The way we describe tasks to be done influence the way they will be processed. If the person who will work on them know the purpose of the action. If he know under which clear expectations he will be evaluated. If he has all the necessary information to start working without losing time to get extra info. Will determine his efficiency, motivation and autonomy in his daily work.

So agile methods propose a framework to describe tasks to be done and evaluate their completion status.

Work in short iterations

Agile methodologies and especially scrum are all requiring that you organize your work in short iterations typically 2 weeks.

These 2 weeks iterations are called sprint in scrum methodology (by far the more popular of agile methodologies).

We will talk from now only with scrum methodology terms as it is the more popular and you will find them in many agile applications.

But what does this mean for task to be done ? The direct consequences is that tasks must be small enough to fit under 2 weeks, ideally just in one to be able to finish several in on Sprint.

But in agile project management tasks are not the only concept to define things to be done.

User stories, tasks and epics

Scrum introduced two new levels to define actions to be done : agile epics and users stories. Tasks still exist but as a sub-level of a user story.

Agile epics are just a group of user stories so the main new concept to discover is user stories.

So what are user stories ? How it is different from tasks ?

What is an agile user story

User stories are named that way because the description of the task is written from the view point of the client or final user. You tell a story to your user with his own words, focusing on his priority, his main concerns, needs, pain points. The intent here is to remove the technical jargon so that it is no more a brake for client, final user to evaluate if the action is adecate or not. Also it force agile team to think and recall the objectives to give the project users a benefits sometimes called business value… So user stories are small piece of values that can be delivered and evaluated by the client and finalized in one Sprint, typically 2 weeks.

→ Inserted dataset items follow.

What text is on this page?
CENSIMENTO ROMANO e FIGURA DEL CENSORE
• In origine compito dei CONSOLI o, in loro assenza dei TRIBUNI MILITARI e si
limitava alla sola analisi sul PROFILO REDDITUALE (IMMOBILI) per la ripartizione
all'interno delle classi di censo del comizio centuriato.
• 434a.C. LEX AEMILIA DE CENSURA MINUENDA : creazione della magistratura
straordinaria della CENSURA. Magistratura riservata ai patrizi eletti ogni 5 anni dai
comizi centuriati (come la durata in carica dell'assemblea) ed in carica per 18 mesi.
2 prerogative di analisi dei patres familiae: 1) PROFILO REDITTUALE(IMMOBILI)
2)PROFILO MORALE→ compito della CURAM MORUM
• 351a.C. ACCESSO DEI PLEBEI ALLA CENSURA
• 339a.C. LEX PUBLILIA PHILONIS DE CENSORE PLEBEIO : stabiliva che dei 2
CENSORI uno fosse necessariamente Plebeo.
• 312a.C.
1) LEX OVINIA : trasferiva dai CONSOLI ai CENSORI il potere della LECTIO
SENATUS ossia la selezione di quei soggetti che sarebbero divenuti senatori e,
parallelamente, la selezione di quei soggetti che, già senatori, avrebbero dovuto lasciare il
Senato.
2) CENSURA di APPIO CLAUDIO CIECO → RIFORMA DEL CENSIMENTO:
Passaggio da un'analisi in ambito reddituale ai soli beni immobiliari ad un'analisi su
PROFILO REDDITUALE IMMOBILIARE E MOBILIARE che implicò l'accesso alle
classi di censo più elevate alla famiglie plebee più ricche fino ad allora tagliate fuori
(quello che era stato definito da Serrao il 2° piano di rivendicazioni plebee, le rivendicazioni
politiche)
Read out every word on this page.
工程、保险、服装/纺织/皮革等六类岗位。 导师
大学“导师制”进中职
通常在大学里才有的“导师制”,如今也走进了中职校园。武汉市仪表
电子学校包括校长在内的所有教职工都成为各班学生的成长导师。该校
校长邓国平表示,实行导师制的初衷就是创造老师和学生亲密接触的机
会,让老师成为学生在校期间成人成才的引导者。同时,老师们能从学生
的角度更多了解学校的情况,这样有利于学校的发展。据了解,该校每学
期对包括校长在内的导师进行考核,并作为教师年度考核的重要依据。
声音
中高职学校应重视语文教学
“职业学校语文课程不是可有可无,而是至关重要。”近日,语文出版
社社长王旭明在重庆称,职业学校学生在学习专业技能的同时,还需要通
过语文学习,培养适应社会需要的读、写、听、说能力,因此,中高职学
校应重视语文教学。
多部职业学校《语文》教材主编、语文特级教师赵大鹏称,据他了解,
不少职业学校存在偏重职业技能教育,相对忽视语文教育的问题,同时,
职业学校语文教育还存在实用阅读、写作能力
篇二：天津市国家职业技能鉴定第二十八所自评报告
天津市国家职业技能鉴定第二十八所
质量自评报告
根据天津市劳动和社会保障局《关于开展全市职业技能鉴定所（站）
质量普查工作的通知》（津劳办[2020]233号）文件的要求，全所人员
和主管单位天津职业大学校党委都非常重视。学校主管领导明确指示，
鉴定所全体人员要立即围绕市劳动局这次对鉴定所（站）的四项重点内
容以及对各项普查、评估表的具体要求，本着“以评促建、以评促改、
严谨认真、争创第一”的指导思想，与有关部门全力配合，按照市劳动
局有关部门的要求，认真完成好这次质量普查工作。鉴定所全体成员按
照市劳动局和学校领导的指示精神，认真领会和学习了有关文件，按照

What should a user story contain

A typical scrum user story should contain the following content :

  • Title : make it short and descriptive : it is the main text that people will use to recall what was this US (user story) about
  • Short explanation of the task from the view point of the final user with the structure As a (user type that talk) I would like to have a (the thing to do) to be able to (added value) this phrase will help everybody technical or not technical to understand the subject and always recall the final objectives that can be blurred otherwise by too technical discussion
  • Complete description of what needs to be done
  • List of acceptance criteria this could be unusual for you but you always had in minds precise expectations that your coworker may not have. Also the person that will work may do too much in a direction that is not useful and this loose precious time. So better clarify the expectations that will be used to evaluate if the user stories will be marked as done or not.
  • Screenshots, illustrations an image is often more efficient that a long text to understand immediately what the US is about so it is very important to always include some visual content
  • Related files be it Excel files, text document drawing document online files and ressources. It is better to have them at hand or a link to them. In order to be very clear about what are the good files, where they are…

What is the difference between tasks, epics and user stories


User stories are a unit of added value from the, client perspective.

Tasks are more fine grain technical actions to be done. They can be inside a user story and sometimes be called sub-tasks. Or independent as sometimes purely technical tasks need to be done that do not need to be explain Ed from the user perspective.

Epics are groups of topics generally organized by thematics. It is a way to track completion in a more global view across sprints.

Why user stories need to be small

User stories need to be small to fit inside a sprint! Yes but why? They need to be small and independent from other tasks if possible. Two small tasks marked as done are more motivating for the person that will work on them. The product owner and stakeholders could give then their feedback early, help them articulate with the next projects tasks. Make user stories not depend on other helps prevent situation where we can be blocked because one part only is blocked. And the agile Sprint rules are clear. No unfinished user stories will be counted as done! We will talk about that definition of done in a later post.